Bakın burada şimdi yatay mimari anlayışıyla inşa edilecek projemiz, bağışçılar, sağlıklı ve yatağa bağlı sakinler koruma altındaki çocuklardan oluşan bine yakın sakiniyle insanımıza hizmet verecektir. Rehabilitasyon ünitesinden cami kilise ve havranın da yer aldığı ibadethanelerine kadar tüm birimleriyle bu proje Darülacezenin kuruluş amacına ve  tarihine yakışır bir eser olacaktır. Tabii Darülaceze gayrimenkul gelirleri ve eğlence vergisi payı yanında asıl hayırseverlerin bağışlarıyla faaliyetlerini yürüten bir yerdir. Biz bu dönemde milli bütçeden de katkı vermek suretiyle Darülacezeyi çok daha güçlü bir karaktere ve yere kavuşması noktasında adımımızı attık. Sosyal hizmet şehrimizin inşasında da en büyük desteği devletin yanında bağışçılardan bekliyoruz. İnşallah en birliği ile bu güzel projeyi kısa sürede tamamlayarak milletimizin hizmetine  sunacağız. Rabbimden Darülacezemize yapılan tüm bağışların huzurunda kabulünü hayra sevaba tebdilini niyaz ediyorum. 

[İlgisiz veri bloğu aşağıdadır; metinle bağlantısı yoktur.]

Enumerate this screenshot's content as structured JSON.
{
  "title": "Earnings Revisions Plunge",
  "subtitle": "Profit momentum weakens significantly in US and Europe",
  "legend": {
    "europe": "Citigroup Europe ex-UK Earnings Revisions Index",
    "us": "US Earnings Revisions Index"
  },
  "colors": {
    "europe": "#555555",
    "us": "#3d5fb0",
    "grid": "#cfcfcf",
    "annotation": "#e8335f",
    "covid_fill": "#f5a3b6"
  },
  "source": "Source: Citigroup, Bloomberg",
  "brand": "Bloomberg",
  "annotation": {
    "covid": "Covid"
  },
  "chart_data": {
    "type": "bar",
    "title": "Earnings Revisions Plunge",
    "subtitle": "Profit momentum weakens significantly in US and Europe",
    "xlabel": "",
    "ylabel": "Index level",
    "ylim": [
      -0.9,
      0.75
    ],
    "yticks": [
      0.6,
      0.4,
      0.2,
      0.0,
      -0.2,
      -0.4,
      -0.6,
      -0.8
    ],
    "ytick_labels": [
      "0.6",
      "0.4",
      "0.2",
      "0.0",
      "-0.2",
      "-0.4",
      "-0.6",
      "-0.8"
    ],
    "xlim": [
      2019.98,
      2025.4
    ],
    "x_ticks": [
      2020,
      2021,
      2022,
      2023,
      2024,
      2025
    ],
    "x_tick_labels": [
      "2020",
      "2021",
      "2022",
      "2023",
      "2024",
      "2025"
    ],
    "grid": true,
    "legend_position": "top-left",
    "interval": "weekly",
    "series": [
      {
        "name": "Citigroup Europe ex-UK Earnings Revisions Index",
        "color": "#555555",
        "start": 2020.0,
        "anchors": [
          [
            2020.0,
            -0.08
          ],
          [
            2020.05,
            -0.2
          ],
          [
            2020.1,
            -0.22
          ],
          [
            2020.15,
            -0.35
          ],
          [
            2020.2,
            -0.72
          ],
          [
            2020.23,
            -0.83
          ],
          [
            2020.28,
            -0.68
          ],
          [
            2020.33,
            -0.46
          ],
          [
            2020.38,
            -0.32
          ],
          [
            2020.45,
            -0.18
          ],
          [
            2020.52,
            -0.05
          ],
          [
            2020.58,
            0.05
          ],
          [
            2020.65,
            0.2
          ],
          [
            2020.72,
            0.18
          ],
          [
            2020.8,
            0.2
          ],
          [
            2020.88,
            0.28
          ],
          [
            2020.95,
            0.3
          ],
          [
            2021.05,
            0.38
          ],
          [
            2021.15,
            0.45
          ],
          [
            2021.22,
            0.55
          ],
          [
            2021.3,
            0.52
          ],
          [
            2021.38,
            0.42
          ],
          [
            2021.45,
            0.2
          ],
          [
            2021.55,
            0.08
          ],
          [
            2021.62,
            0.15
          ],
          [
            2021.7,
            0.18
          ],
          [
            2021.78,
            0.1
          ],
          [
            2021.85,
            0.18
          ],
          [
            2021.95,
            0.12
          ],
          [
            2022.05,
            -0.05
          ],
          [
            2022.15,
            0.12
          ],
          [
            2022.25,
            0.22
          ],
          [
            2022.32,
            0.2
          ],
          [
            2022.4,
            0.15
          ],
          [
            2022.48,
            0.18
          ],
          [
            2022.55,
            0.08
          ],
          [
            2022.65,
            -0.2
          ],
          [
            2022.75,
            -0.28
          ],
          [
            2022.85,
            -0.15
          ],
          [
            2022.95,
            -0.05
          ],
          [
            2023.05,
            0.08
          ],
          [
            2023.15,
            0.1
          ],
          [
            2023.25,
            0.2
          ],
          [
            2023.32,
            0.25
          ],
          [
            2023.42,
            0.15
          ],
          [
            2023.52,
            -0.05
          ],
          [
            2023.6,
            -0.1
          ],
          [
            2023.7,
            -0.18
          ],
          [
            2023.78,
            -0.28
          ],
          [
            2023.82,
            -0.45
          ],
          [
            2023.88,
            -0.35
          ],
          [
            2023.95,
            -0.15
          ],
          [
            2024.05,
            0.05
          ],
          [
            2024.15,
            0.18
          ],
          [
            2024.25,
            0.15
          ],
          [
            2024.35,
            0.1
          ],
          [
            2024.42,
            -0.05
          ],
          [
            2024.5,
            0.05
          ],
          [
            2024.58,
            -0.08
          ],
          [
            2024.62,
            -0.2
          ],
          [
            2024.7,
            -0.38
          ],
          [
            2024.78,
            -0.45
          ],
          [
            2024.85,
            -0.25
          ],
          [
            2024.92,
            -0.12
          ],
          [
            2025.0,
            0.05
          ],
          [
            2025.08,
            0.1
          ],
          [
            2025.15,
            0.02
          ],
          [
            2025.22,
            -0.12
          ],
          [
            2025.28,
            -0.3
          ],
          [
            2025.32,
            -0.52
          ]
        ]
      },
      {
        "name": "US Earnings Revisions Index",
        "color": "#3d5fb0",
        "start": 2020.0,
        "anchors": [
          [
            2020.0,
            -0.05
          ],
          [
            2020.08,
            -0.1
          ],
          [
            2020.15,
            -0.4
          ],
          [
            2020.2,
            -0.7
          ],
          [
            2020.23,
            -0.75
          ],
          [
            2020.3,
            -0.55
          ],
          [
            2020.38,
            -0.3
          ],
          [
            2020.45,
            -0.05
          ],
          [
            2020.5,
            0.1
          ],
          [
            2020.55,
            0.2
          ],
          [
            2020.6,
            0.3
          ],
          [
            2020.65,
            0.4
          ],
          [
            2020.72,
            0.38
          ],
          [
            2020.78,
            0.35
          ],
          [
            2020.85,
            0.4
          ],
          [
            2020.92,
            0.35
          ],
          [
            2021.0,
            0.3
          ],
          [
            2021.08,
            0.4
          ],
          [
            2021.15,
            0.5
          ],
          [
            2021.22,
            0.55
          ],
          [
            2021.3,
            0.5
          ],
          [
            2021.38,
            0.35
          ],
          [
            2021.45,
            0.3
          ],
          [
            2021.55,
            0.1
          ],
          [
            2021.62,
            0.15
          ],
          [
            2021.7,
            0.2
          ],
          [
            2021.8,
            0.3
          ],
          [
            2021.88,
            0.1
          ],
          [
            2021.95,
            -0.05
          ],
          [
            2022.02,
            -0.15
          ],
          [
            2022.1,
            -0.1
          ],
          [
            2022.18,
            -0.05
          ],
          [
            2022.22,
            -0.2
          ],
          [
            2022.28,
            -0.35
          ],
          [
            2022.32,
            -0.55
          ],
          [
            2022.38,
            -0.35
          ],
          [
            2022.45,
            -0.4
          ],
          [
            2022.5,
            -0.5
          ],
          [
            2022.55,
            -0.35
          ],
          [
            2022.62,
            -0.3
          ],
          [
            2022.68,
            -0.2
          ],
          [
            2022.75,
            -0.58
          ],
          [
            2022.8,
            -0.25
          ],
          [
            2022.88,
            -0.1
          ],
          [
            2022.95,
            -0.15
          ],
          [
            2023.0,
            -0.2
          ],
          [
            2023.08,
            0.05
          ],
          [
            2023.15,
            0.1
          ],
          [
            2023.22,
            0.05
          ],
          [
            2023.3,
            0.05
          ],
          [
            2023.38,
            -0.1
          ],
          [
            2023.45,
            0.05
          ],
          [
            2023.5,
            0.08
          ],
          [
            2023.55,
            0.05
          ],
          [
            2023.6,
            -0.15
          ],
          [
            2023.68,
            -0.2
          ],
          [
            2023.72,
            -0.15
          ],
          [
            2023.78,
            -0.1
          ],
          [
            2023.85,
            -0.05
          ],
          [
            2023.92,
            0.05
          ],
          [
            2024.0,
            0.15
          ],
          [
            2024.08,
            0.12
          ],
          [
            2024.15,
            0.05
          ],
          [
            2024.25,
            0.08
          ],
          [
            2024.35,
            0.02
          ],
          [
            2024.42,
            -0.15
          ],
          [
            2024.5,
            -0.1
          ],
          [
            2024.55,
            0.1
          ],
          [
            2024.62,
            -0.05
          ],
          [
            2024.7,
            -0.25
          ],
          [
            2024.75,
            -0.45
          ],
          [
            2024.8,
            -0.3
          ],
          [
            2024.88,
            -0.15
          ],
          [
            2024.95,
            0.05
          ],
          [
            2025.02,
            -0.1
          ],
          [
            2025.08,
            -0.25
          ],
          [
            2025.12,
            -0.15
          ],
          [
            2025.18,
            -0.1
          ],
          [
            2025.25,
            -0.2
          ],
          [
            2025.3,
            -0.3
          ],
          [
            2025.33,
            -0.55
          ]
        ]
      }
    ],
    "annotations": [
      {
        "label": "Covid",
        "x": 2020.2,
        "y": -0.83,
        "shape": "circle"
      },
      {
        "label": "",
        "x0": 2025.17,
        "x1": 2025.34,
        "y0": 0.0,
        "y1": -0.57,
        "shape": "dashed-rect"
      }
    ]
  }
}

Kurallar önemlidir. Maddi imkanlar önemlidir. Bireylere değer vermek önemlidir. Ama bunlar sadece günü kurtarır. Ailenin merkezinde olduğu güçlü bir sosyal yapı olmadan bunların hiçbiri geleceği kurtarmaya yetmez. Bizim önceliğimiz medeniyet mirasımıza, inanç ve kültür değerlerimize sarılarak dezavantajlı gruplar dediğimiz engellilerimizi, yaşlılarımızı, kimsesiz çocuklarımızı sosyal yapımız ,içinde yaşatmaktır. Buna rağmen kimsesiz kalan yardıma veya desteğe muhtaç olan vatandaşlarımızı da kurduğumuz müesseseler vasıtasıyla insani hayat sürebilecekleri imkanlara kavuşturmaktır. İnşallah darülaceze  sosyal hizmet şehri inanarak söylüyorum dünyada bu işin tek örneği olacak bittiği anda.

Hamdolsun bugün Türkiye, dünyanın en iyi işleyen en kuşatıcı sosyal destek sistemine sahip ülkelerinden biridir. Benzeri yok. Eğer şu dünyayı tanımışsam, biliyorsam ülkemiz gibi bir başka örnek dünyada yok. Hükümete geldiğimizde yılda iki milyar lira olan sosyal yardım bütçesini 100 milyar lira sınırına getirdik. Bu rakamın milli gelirimize oranı da yüzde 0,38'den yüzde 1,36'ya yükseldi. Eskiden  daha ziyade ayni olan yardımları hem insanımızın onurunu korumak hem ihtiyaç önceliklerini kendisine bırakmak için nakide döndürdük. Böylece ülkemizde  günlük harcama düzeyi dünya standardı olan5,5 doların altında kalan nüfus oranını yüzde 34'ten yüzde 10 seviyesine gerilettik.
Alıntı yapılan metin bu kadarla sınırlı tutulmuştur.